Prosecutors ask U.S. Supreme Court to review Cosby ruling
PHILADELPHIA — Prosecutors asked the U.S. Supreme Court on Monday to reinstate Bill Cosby’s sexual assault conviction, complaining the verdict was thrown out over a questionable agreement that the comic claimed gave him lifetime immunity.
They said the Pennsylvania Supreme Court decision in June to overturn Cosby’s conviction created a dangerous precedent by giving a news release the legal weight of an immunity agreement.
Montgomery County District Attorney Kevin Steele called the court’s decision “an indefensible rule,” predicting an onslaught of criminal appeals if it is allowed to stand.
“This decision as it stands will have far-reaching negative consequences beyond Montgomery County and Pennsylvania. The U.S. Supreme Court can right what we believe is a grievous wrong,” Steele wrote in the petition, which seeks review under the due process clause of the U.S. Constitution.
Damaging testimony: Cosby’s lawyers have long argued he relied on a promise that he would never be charged when he gave damaging testimony in an accuser’s civil suit in 2006. The admissions were later used against him in two criminal trials.
The only written evidence of such a promise is a 2005 news release from the then-prosecutor, Bruce Castor, who said he did not have enough evidence to arrest Cosby.
The release included an ambiguous “caution” that Castor “will reconsider this decision should the need arise.” The parties have since spent years debating what that meant.
Steele’s bid to revive the case is a long shot.

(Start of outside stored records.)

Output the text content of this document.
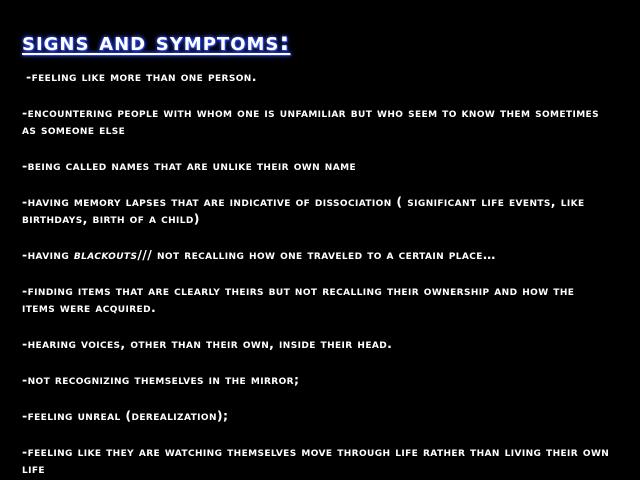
signs and symptoms:
-feeling like more than one person.
-encountering people with whom one is unfamiliar but who seem to know them sometimes as someone else
-being called names that are unlike their own name
-having memory lapses that are indicative of dissociation ( significant life events, like birthdays, birth of a child)
-having blackouts/// not recalling how one traveled to a certain place…
-finding items that are clearly theirs but not recalling their ownership and how the items were acquired.
-hearing voices, other than their own, inside their head.
-not recognizing themselves in the mirror;
-feeling unreal (derealization);
-feeling like they are watching themselves move through life rather than living their own life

The U.S. Supreme Court accepts fewer than 1% of the petitions it receives. At least four justices on the nine-member court would have to agree to hear the case. A decision is not expected for several months.
Castor’s successors, who gathered new evidence and arrested Cosby in 2015, doubt Castor ever made such a deal.
Cosby himself has never testified about any agreement or promise.
Cosby, 84, was found guilty of drugging and molesting Andrea Constand in 2004. He spent nearly three years in prison before the Pennsylvania Supreme Court freed him in June.